# Any nonempty irreflexive Banach space contains a separable irreflexive Banach subspace - is my proof correct?

It is asserted in a proof I am following that:

Let $$X$$ be a nonempty, irreflexive Banach space. By the Eberlein-Smulian theorem, $$X$$ contains a subspace $$S$$ that is Banach, irreflexive and separable.

It gives no further context, so I assume "separable" is in the sense of the strong normed topology.

All I know about the Eberlein-Smulian theorem is that it shows us a nonempty Banach space is reflexive if and only if its closed unit ball is weakly compact, if and only if its closed unit ball is weakly sequentially compact.

Then $$X$$ nonempty, irreflexive and Banach implies there exists a sequence $$(x_n)_{n\in\Bbb N}$$ where $$\|x_n\|\le1$$ for all $$n$$ and $$(x_n)$$ possesses no weak sublimit. I know that $$S:=\overline{\operatorname{span}\{x_n:n\in\Bbb N\}}$$ is a separable Banach subspace, but I am not sure if the following is a correct way to show irreflexivity.

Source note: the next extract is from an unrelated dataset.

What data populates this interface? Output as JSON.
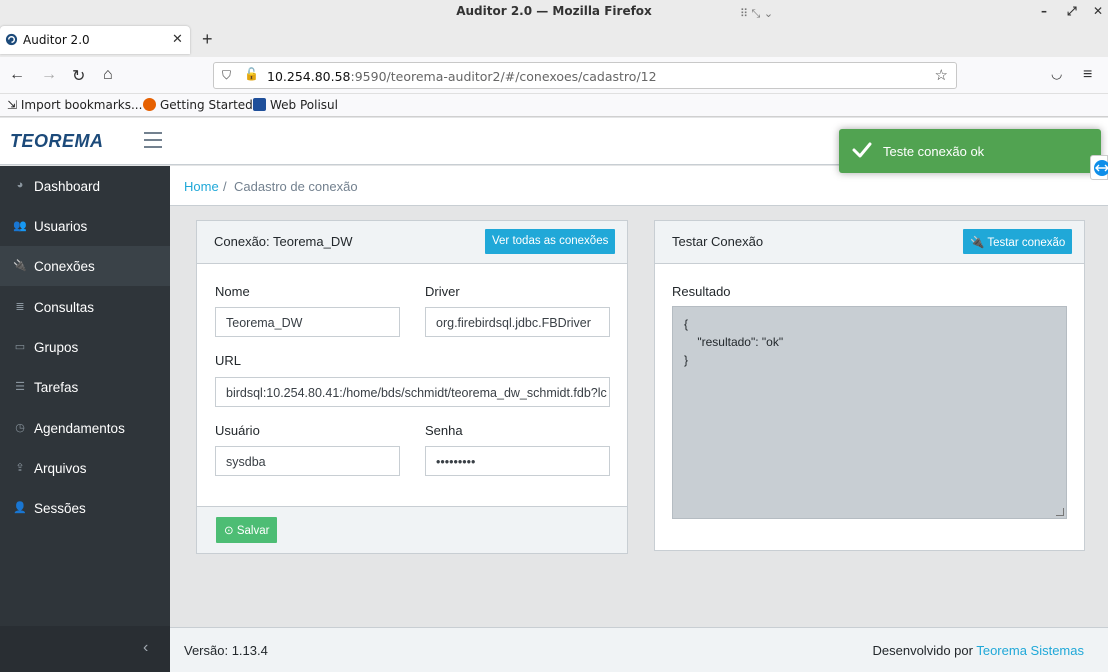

If $$S$$ were reflexive, then the closed unit ball of $$S$$ would be weakly compact by Kakutani's theorem, and it would also be weakly sequentially compact by Eberlein-Smulian. Then $$(x_n)_{n\in\Bbb N}$$, considered as a sequence in the closed unit ball of $$S$$, would possess a weak sublimit in the weak topology on $$S$$, but this would imply it possessed a weak sublimit in the weak topology on $$X$$, a contradiction.

Is this right? It feels a bit trivial, as if I'm missing some detail.

If $$y_i \to y$$ weakly in $$S$$ then $$y_i \to y$$ weakly in $$X$$ also: any continuous linear functional on $$X$$ leads to a continuous linear functional on $$S$$ by restriction. Hence, above argument is correct.